By CCN.com: The “crypto” startup Longfin Corp. got spanked by both the SEC and the DOJ for fraud amid a broader regulatory crackdown on bitcoin and the digital currency industry.
Specifically, Longfin’s CEO, Venkata Meenavalli, is accused of inflating the company’s revenue by $66 million in order to fraudulently secure a listing on the Nasdaq in 2017.
The Securities and Exchange Commission also accused Longfin executives of insider trading, saying they illegally sold $33 million of stock in unregistered transactions.
While the screaming headlines suggest that the Longfin fraud is tied to crypto, in reality, the company has a tangential relationship to the virtual currency industry. According to the indictment :
“Longfin did not engage in any revenue-producing cryptocurrency transactions, and did not use the ‘blockchain’ to empower any solutions at all.”
“Rather, Longtin reported as revenue millions of dollars of commodities ‘transactions’ which were actually sham, round-trip events between Longtin and Meenavalli-controlled entities using phony bills of lading and other fraudulent documents.”
Longfin was a fintech firm that went public in December 2017. In 2018, Longfin opportunistically pivoted to the crypto space amid the bitcoin bull market. The transition caused the company’s stock to spike 2,600% amid the bitcoin boom of the time.
In April 2018, a federal judge froze $27 million in assets owned by Longfin amid accusations of insider trading. Seven months later, the company shut down. At the time, the company’s CEO insisted that he had done nothing wrong (video below).
Because bitcoin mania was in full swing at the time, the media hyped Meenavalli’s shady dealings as crypto-centric. In reality, it was merely a run-of-the-mill financial crime (crooked accounting and insider trading).
In a June 5 statement, the SEC accused Longfin’s CEO of conducting a fraudulent public offering of stock stemming from misrepresentations about its finances.
“Longfin and Meenavalli engaged in an accounting fraud, recording more than $66 million in sham revenue,” the SEC said.
The agency also accused Meenavalli of lying when he claimed in SEC filings that the company operated principally in the United States when its operations and management were actually offshore.
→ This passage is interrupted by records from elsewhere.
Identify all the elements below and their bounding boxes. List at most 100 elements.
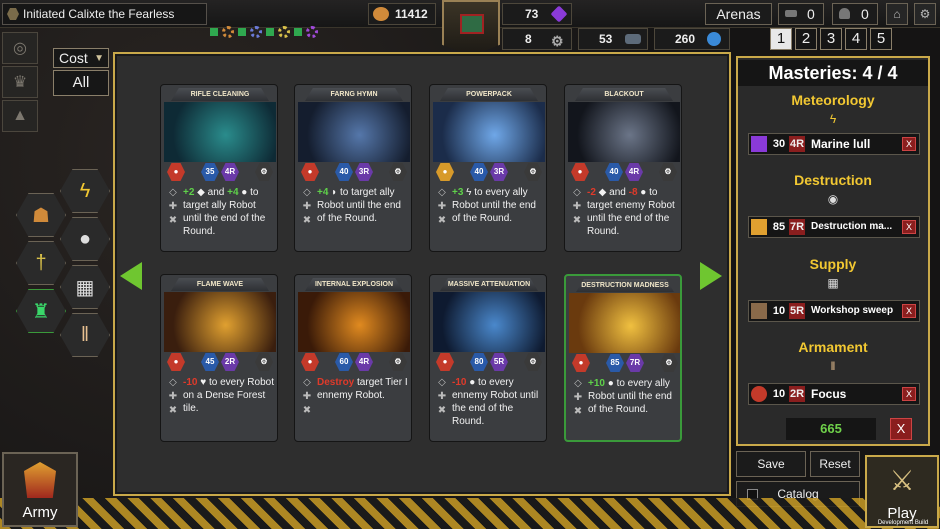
card[interactable]: Flame wave ● 45 2R ⚙ ◇ ✚ ✖ -10 ♥ to every Robot … — [160, 274, 278, 442]
card-rank-badge: 2R — [221, 353, 239, 371]
card[interactable]: Rifle cleaning ● 35 4R ⚙ ◇ ✚ ✖ +2 ◆ and +4 ● to … — [160, 84, 278, 252]
card-rank-badge: 4R — [221, 163, 239, 181]
weapon-category-button[interactable]: † — [16, 241, 66, 285]
card-gear-icon: ⚙ — [524, 353, 542, 371]
mastery-slot[interactable]: 30 4R Marine lull X — [748, 133, 920, 155]
chest-button[interactable] — [442, 0, 500, 56]
mastery-cost: 10 — [772, 305, 786, 317]
supply-category-button[interactable]: ▦ — [60, 265, 110, 309]
slot-indicator — [266, 28, 274, 36]
card-name: Flame wave — [171, 278, 269, 291]
card-gear-icon: ⚙ — [255, 353, 273, 371]
mastery-cost: 30 — [772, 138, 786, 150]
masteries-panel: Masteries: 4 / 4 Meteorology ϟ 30 4R Mar… — [736, 56, 930, 446]
ore-counter: 53 — [578, 28, 648, 50]
remove-mastery-button[interactable]: X — [902, 220, 916, 234]
home-icon: ⌂ — [893, 7, 901, 21]
mastery-slot[interactable]: 85 7R Destruction ma... X — [748, 216, 920, 238]
crown-filter-button[interactable]: ♛ — [2, 66, 38, 98]
target-filter-button[interactable]: ◎ — [2, 32, 38, 64]
card[interactable]: Destruction madness ● 85 7R ⚙ ◇ ✚ ✖ +10 ● to eve… — [564, 274, 682, 442]
card-art — [298, 102, 410, 162]
crown-icon: ♛ — [12, 74, 28, 91]
move-icon: ✚ — [572, 201, 582, 212]
card-text-segment: +3 — [452, 187, 464, 198]
crystal-value: 73 — [525, 7, 539, 21]
settings-button[interactable]: ⚙ — [914, 3, 936, 25]
remove-mastery-button[interactable]: X — [902, 304, 916, 318]
target-icon: ◇ — [169, 377, 177, 388]
card[interactable]: Powerpack ● 40 3R ⚙ ◇ ✚ ✖ +3 ϟ to every ally Rob… — [429, 84, 547, 252]
arena-stat-1: 0 — [778, 3, 824, 25]
mastery-label: Destruction ma... — [811, 221, 893, 232]
page-button-5[interactable]: 5 — [870, 28, 892, 50]
bomb-icon: ● — [78, 227, 92, 250]
ore-icon — [625, 34, 641, 44]
hazard-stripe — [0, 498, 940, 529]
armament-category-button[interactable]: ‖ — [60, 313, 110, 357]
card-type-icon: ● — [167, 163, 185, 181]
cross-icon: ✖ — [572, 215, 582, 226]
arenas-button[interactable]: Arenas — [705, 3, 772, 25]
home-button[interactable]: ⌂ — [886, 3, 908, 25]
page-button-1[interactable]: 1 — [770, 28, 792, 50]
card-cost-badge: 40 — [470, 163, 488, 181]
card-type-icon: ● — [436, 353, 454, 371]
clear-masteries-button[interactable]: X — [890, 418, 912, 440]
move-icon: ✚ — [437, 391, 447, 402]
remove-mastery-button[interactable]: X — [902, 137, 916, 151]
gear-icon: ⚙ — [551, 33, 564, 49]
card-text-segment: -8 — [628, 187, 638, 198]
card-name: Rifle cleaning — [171, 88, 269, 101]
card-description: -10 ● to every ennemy Robot until the en… — [452, 376, 544, 428]
army-button[interactable]: Army — [2, 452, 78, 527]
gear-icon: ⚙ — [919, 7, 931, 21]
mountain-icon: ▲ — [12, 107, 28, 124]
gold-value: 11412 — [395, 7, 428, 21]
card[interactable]: Blackout ● 40 4R ⚙ ◇ ✚ ✖ -2 ◆ and -8 ● to target… — [564, 84, 682, 252]
card-art — [569, 293, 680, 353]
filter-all-button[interactable]: All — [53, 70, 109, 96]
card-stats: ● 40 3R ⚙ — [295, 161, 411, 185]
cross-icon: ✖ — [437, 215, 447, 226]
meteorology-category-button[interactable]: ϟ — [60, 169, 110, 213]
sort-dropdown[interactable]: Cost ▼ — [53, 48, 109, 68]
bullets-icon: ‖ — [830, 359, 836, 373]
card-description: -2 ◆ and -8 ● to target enemy Robot unti… — [587, 186, 679, 238]
card-rank-badge: 3R — [490, 163, 508, 181]
card[interactable]: Internal explosion ● 60 4R ⚙ ◇ ✚ ✖ Destroy targe… — [294, 274, 412, 442]
card-description: +3 ϟ to every ally Robot until the end o… — [452, 186, 544, 225]
remove-mastery-button[interactable]: X — [902, 387, 916, 401]
destruction-category-button[interactable]: ● — [60, 217, 110, 261]
tower-category-button[interactable]: ♜ — [16, 289, 66, 333]
page-button-3[interactable]: 3 — [820, 28, 842, 50]
mastery-slot[interactable]: 10 5R Workshop sweep X — [748, 300, 920, 322]
card-gear-icon: ⚙ — [389, 163, 407, 181]
card-text-segment: ◆ and — [194, 187, 228, 198]
card-art — [164, 102, 276, 162]
save-button[interactable]: Save — [736, 451, 806, 477]
card-gear-icon: ⚙ — [524, 163, 542, 181]
card-thumbnail — [751, 303, 767, 319]
play-button[interactable]: ⚔ Play Development Build — [865, 455, 939, 528]
next-page-arrow[interactable] — [700, 262, 722, 290]
arena-stat-2: 0 — [832, 3, 878, 25]
card-type-icon: ● — [572, 354, 590, 372]
robot-category-button[interactable]: ☗ — [16, 193, 66, 237]
tower-icon: ♜ — [32, 300, 50, 323]
mastery-category-title: Supply — [809, 256, 857, 272]
page-button-4[interactable]: 4 — [845, 28, 867, 50]
gold-counter: 11412 — [368, 3, 436, 25]
card-rank-badge: 3R — [355, 163, 373, 181]
card-text-segment: ϟ to every ally Robot until the end of t… — [452, 187, 536, 224]
card-thumbnail — [751, 136, 767, 152]
mastery-slot[interactable]: 10 2R Focus X — [748, 383, 920, 405]
card-gear-icon: ⚙ — [659, 163, 677, 181]
page-button-2[interactable]: 2 — [795, 28, 817, 50]
reset-button[interactable]: Reset — [810, 451, 860, 477]
terrain-filter-button[interactable]: ▲ — [2, 100, 38, 132]
card[interactable]: Farng hymn ● 40 3R ⚙ ◇ ✚ ✖ +4 ◗ to target ally R… — [294, 84, 412, 252]
sort-label: Cost — [59, 50, 88, 66]
prev-page-arrow[interactable] — [120, 262, 142, 290]
card[interactable]: Massive attenuation ● 80 5R ⚙ ◇ ✚ ✖ -10 ● to eve… — [429, 274, 547, 442]
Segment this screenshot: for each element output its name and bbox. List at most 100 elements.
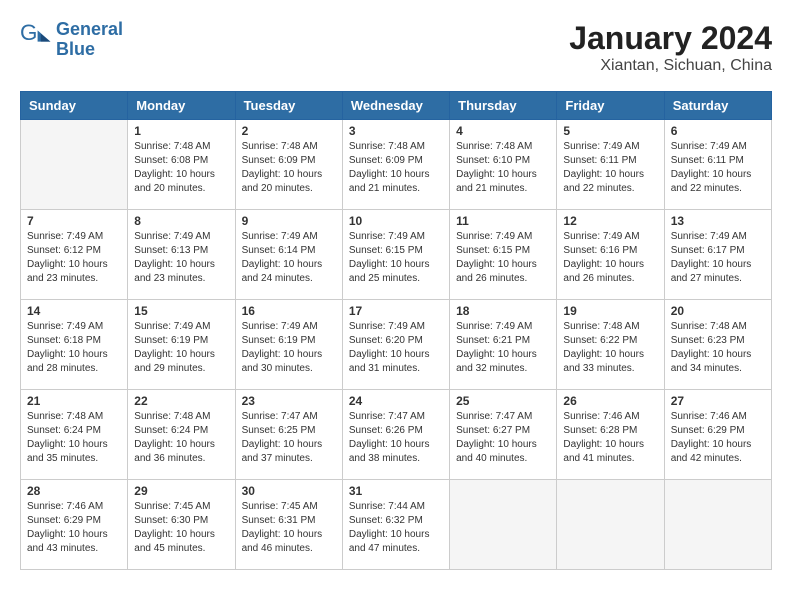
day-number: 2 bbox=[242, 124, 336, 138]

The individuals named in the SEC lawsuit include:
In a separate, parallel action, federal prosecutors in New Jersey filed criminal charges against Longfin CEO Venkata Meenavalli.
In the DOJ lawsuit, prosecutors accused Meenavalli and his associates of engaging in a “multi-pronged fraud” involving fake revenue, misrepresentations to the SEC, and false statements to Nasdaq.
Faced with this barrage of lawsuits, three Longfin executives agreed to settle with the SEC by returning their allegedly ill-gotten gains and by paying penalties. However, the CEO is still being prosecuted, presumably because he was the mastermind behind this fraud conspiracy.
All this is happening against the backdrop of a sweeping SEC crackdown on the cryptocurrency industry.
On June 4, the SEC sued Canadian mobile-messaging company Kik for allegedly conducting an illegal, $100 million ICO.
As CCN.com reported, Kik reacted by launching a legal-defense fund called Defend Crypto. Kik’s affiliated foundation, Kin, seeded the fund with $5 million and is soliciting donations. The crypto industry has since contributed about $4.3 million.
Many companies settle to avoid a protracted and expensive legal war. However, Kik is digging in its heels, saying it wants to fight the SEC in court so the agency would finally issue some regulatory clarity. In court, Kik will argue that its Kin token is not a security and therefore should not be regulated by the SEC.